The problem, he says, is that for the time being it is only the landless that are pressuring the government for change. “What is happening today is that people who are economically poor are continuing this struggle, but people who have jumped out of that situation are ignoring it. It is very important poor people get organised, but it should also be supported by people who have gained economic prosperity, and people who have gained educational qualifications. If they wake up to the reality of what is happening in a globalising world, how structural violence is becoming so acute, and start putting their weight behind the organised communities, I think we will bring about a change.” Gandhi spoke not of the well-being of the minority, or even the majority, but of Sarvodaya, the well-being of all. The better off sectors of society have no more right to be complacent than the poorest, he tells me, until this is achieved. This is the message that he wants to bring to Europe.
Over the coming years Ekta Parishad will continue to grow its movement, educating young people, organising conferences, travelling and lecturing. An international woman’s training programme is scheduled for 2016, a forum on nonviolent economy in 2018. It is all building towards a march that will begin in 2019 and last for fifteen months: 8000km from New Delhi to Geneva.
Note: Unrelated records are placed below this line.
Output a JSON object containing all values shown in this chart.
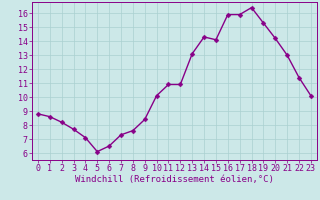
{
  "x": [
    0,
    1,
    2,
    3,
    4,
    5,
    6,
    7,
    8,
    9,
    10,
    11,
    12,
    13,
    14,
    15,
    16,
    17,
    18,
    19,
    20,
    21,
    22,
    23
  ],
  "y": [
    8.8,
    8.6,
    8.2,
    7.7,
    7.1,
    6.1,
    6.5,
    7.3,
    7.6,
    8.4,
    10.1,
    10.9,
    10.9,
    13.1,
    14.3,
    14.1,
    15.9,
    15.9,
    16.4,
    15.3,
    14.2,
    13.0,
    11.4,
    10.1
  ],
  "line_color": "#880088",
  "marker": "D",
  "marker_size": 2.5,
  "linewidth": 1.0,
  "xlabel": "Windchill (Refroidissement éolien,°C)",
  "xlabel_fontsize": 6.5,
  "xlim": [
    -0.5,
    23.5
  ],
  "ylim": [
    5.5,
    16.8
  ],
  "yticks": [
    6,
    7,
    8,
    9,
    10,
    11,
    12,
    13,
    14,
    15,
    16
  ],
  "xticks": [
    0,
    1,
    2,
    3,
    4,
    5,
    6,
    7,
    8,
    9,
    10,
    11,
    12,
    13,
    14,
    15,
    16,
    17,
    18,
    19,
    20,
    21,
    22,
    23
  ],
  "background_color": "#cce8e8",
  "grid_color": "#aad0d0",
  "tick_fontsize": 6.0
}
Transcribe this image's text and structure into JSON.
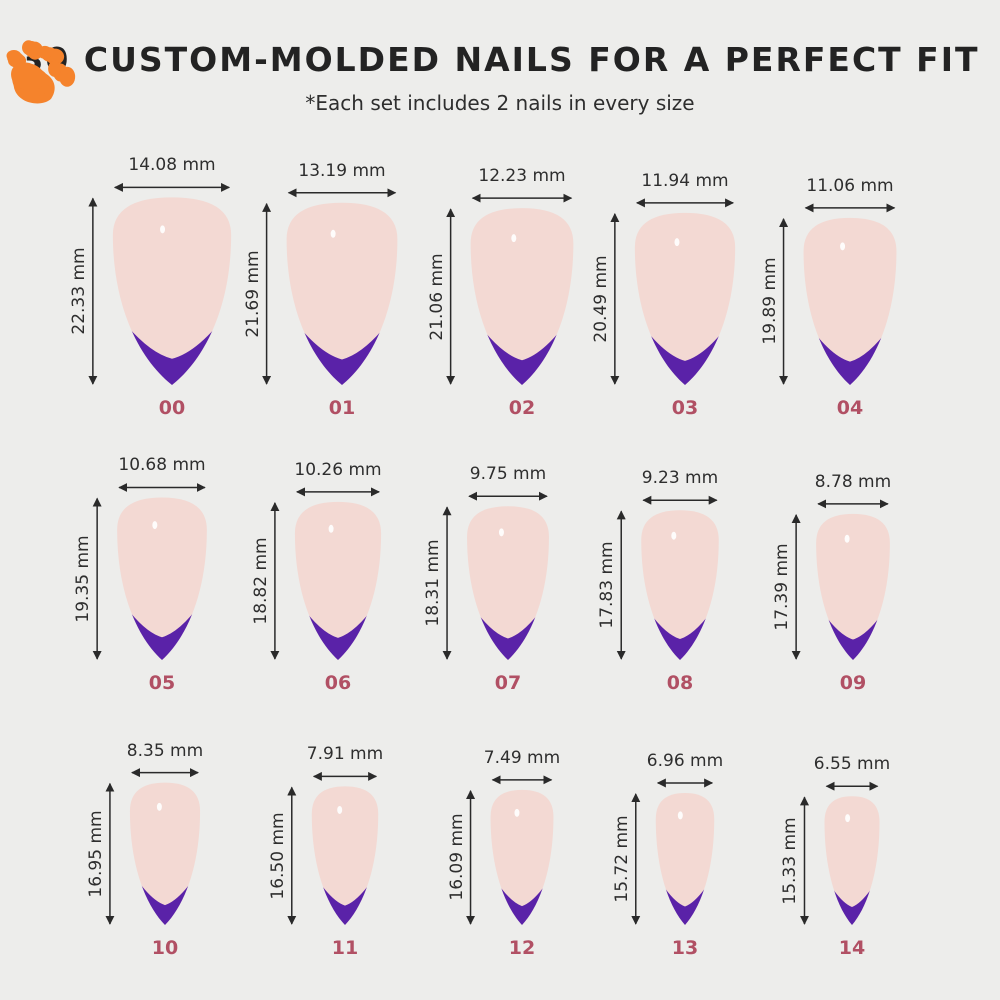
{
  "title": "30 CUSTOM-MOLDED NAILS FOR A PERFECT FIT",
  "subtitle": "*Each set includes 2 nails in every size",
  "colors": {
    "background": "#ededeb",
    "nail": "#f3d9d3",
    "tip": "#5a22a8",
    "paw": "#f5832c",
    "size_label": "#b15064"
  },
  "nails": [
    {
      "size": "00",
      "width": "14.08 mm",
      "height": "22.33 mm",
      "w": 14.08,
      "h": 22.33,
      "paw": false
    },
    {
      "size": "01",
      "width": "13.19 mm",
      "height": "21.69 mm",
      "w": 13.19,
      "h": 21.69,
      "paw": false
    },
    {
      "size": "02",
      "width": "12.23 mm",
      "height": "21.06 mm",
      "w": 12.23,
      "h": 21.06,
      "paw": false
    },
    {
      "size": "03",
      "width": "11.94 mm",
      "height": "20.49 mm",
      "w": 11.94,
      "h": 20.49,
      "paw": false
    },
    {
      "size": "04",
      "width": "11.06 mm",
      "height": "19.89 mm",
      "w": 11.06,
      "h": 19.89,
      "paw": false
    },
    {
      "size": "05",
      "width": "10.68 mm",
      "height": "19.35 mm",
      "w": 10.68,
      "h": 19.35,
      "paw": false
    },
    {
      "size": "06",
      "width": "10.26 mm",
      "height": "18.82 mm",
      "w": 10.26,
      "h": 18.82,
      "paw": true
    },
    {
      "size": "07",
      "width": "9.75 mm",
      "height": "18.31 mm",
      "w": 9.75,
      "h": 18.31,
      "paw": false
    },
    {
      "size": "08",
      "width": "9.23 mm",
      "height": "17.83 mm",
      "w": 9.23,
      "h": 17.83,
      "paw": true
    },
    {
      "size": "09",
      "width": "8.78 mm",
      "height": "17.39 mm",
      "w": 8.78,
      "h": 17.39,
      "paw": false
    },
    {
      "size": "10",
      "width": "8.35 mm",
      "height": "16.95 mm",
      "w": 8.35,
      "h": 16.95,
      "paw": true
    },
    {
      "size": "11",
      "width": "7.91 mm",
      "height": "16.50 mm",
      "w": 7.91,
      "h": 16.5,
      "paw": false
    },
    {
      "size": "12",
      "width": "7.49 mm",
      "height": "16.09 mm",
      "w": 7.49,
      "h": 16.09,
      "paw": false
    },
    {
      "size": "13",
      "width": "6.96 mm",
      "height": "15.72 mm",
      "w": 6.96,
      "h": 15.72,
      "paw": false
    },
    {
      "size": "14",
      "width": "6.55 mm",
      "height": "15.33 mm",
      "w": 6.55,
      "h": 15.33,
      "paw": false
    }
  ]
}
A couple of hundred young people will carry Ekta Parishad’s message across half the planet to the front door of the United Nations, a message that has grown over nearly half a century of Rajagopal’s work and is now global in scope, as much as it still pertains to each individual community.
“We want ethics and justice as part of development,” he says. “A development model without ethics and justice is not acceptable. Somebody has to say that.”
He hopes that during those fifteen months a million people will turn out across the world, organising their own marches, carrying that same message to the World Bank, to the IMF, to the WTO, to anybody that needs to hear it. It is overwhelmingly ambitious, but I have no doubt that he can make it happen.
There is little time for rest. As soon as his plane lands in India, he will be walking twenty days to highlight the displacement of Adivasis by wildlife sanctuaries. In the course of the next five years, he hopes that those of us who perform our activism intellectually, from our armchairs, can be moved by such example to take a more meaningful stand alongside those for whom sitting on the sidelines is not a possibility.
“People say they are nonviolent because they’re not taking a gun and shooting anybody. But sitting in the coffee house and speaking about nonviolence is not going to change anything. Preparation should begin now. Thinking about how, in five years time, we will walk together to make a different world. Begin today. Collaborate, cooperate, understand what is happening, exchange information, express solidarity, and slowly build a movement at the global level to make a different world. Build alliances, build a network. Everyone has to act. Sitting down is not going to change anything, so start walking.”
Rajagopal laughs and says: “And if you can run, run!”